The Fifteenth Amendment to the Constitution of Bangladesh was passed on 30 June 2011. This amendment made some significant changes to the constitution:

Amendments 
 Incorporated four original fundamental state policies of the 1972 constitution nationalism, socialism, democracy and secularism. 
 Increased number of women reserved seats to 50 from existing 45.
 After article 7 it inserted articles 7(a) and 7(b) in a bid to end take over of power through extra-constitutional means. Section 7(b) declared the basic provisions of the constitution "non-amendable".
 Added provision for the protection and improvement of the environment and biodiversity.
 Added provision for protecting the culture of tribes, ethnic communities, and minor races .
 Abolished the caretaker government system which was incorporated through 13th amendment to the constitution in 1996 but later ruled out by the Supreme Court of Bangladesh.
 Acknowledged Sheikh Mujibur Rahman as the Father of the Nation. 
 Abolished referendum system from the constitution.

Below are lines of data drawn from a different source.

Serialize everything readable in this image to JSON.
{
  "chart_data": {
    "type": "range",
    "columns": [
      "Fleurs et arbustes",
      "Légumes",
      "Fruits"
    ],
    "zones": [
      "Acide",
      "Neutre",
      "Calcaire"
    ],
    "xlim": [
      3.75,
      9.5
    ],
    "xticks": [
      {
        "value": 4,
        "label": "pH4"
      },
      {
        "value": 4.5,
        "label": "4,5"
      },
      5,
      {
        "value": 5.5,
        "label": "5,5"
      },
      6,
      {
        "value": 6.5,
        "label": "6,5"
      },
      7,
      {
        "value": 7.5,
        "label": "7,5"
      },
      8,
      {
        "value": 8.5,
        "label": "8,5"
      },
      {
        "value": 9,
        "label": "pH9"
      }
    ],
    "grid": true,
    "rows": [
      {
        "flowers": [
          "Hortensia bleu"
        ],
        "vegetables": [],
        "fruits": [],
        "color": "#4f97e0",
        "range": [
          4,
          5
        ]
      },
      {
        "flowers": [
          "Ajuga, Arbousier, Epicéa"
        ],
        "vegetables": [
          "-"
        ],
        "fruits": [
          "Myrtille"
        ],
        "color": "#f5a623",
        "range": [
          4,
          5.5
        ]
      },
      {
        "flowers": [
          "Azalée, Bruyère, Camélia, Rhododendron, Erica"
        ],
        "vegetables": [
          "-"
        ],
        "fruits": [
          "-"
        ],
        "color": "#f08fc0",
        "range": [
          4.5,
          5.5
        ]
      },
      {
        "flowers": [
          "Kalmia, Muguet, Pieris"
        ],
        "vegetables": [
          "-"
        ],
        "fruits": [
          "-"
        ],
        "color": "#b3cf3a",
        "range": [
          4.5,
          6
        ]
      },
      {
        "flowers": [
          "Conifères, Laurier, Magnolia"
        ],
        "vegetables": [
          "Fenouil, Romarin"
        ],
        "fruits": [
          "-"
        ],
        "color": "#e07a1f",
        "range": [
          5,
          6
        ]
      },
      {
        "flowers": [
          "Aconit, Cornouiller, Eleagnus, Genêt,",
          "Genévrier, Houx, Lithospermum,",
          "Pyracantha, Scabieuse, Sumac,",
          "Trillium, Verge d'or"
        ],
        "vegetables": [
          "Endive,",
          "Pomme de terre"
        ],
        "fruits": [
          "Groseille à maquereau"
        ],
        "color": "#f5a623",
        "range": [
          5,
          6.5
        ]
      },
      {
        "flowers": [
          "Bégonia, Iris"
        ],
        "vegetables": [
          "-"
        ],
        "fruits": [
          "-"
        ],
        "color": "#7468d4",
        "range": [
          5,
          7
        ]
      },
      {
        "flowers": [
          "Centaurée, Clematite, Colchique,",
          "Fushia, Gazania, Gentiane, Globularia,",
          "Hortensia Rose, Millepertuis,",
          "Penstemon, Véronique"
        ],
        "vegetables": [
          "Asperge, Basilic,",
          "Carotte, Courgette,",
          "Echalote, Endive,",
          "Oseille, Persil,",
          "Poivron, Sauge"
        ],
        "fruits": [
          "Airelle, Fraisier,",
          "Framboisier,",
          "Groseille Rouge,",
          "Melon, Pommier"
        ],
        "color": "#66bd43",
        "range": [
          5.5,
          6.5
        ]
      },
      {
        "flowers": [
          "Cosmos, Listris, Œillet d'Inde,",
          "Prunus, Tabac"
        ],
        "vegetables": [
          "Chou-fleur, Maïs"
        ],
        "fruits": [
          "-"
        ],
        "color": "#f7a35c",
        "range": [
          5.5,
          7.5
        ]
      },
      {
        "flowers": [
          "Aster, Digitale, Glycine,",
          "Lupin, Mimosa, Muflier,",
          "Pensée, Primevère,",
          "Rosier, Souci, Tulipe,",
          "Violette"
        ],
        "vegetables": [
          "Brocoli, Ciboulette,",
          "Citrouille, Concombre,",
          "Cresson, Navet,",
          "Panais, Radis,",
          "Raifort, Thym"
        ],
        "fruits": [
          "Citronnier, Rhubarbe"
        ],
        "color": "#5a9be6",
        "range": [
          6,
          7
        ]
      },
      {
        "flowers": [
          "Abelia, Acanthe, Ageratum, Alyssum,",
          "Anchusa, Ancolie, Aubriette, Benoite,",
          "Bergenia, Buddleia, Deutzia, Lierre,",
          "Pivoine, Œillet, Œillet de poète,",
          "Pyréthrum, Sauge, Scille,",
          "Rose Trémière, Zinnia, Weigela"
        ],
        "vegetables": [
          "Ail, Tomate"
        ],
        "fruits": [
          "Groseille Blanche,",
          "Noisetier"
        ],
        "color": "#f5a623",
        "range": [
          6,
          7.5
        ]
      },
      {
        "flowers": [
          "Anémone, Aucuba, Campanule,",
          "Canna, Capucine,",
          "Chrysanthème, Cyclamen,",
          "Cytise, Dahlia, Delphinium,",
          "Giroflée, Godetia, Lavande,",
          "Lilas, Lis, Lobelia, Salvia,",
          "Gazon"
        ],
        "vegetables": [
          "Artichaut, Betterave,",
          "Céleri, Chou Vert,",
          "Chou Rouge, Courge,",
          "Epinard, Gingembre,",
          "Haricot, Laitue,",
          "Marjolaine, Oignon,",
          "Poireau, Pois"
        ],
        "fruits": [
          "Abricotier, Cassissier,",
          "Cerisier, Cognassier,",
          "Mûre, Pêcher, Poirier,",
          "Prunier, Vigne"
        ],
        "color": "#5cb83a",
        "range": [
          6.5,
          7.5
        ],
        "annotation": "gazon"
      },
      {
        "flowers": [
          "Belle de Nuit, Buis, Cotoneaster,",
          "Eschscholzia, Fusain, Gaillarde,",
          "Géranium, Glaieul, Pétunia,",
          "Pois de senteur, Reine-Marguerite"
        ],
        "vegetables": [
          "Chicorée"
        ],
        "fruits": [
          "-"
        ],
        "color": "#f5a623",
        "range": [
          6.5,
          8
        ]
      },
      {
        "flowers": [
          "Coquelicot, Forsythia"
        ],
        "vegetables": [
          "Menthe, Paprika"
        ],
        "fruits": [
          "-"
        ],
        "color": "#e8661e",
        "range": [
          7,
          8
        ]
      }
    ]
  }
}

 Participation in election declared illegal for those who have been convicted of crimes against humanity during 1971 liberation war.
 State of emergency can not be continued for more than 120 days.
 Inserted three new schedules at the end of the constitution which are 7 March Speech of Sheikh Mujibur Rahman, Declaration of Independence by Sheikh Mujibur Rahman on 25 March 1971 midnight, and Proclamation of Independence by the Mujibnagar Government on 10 April 1971.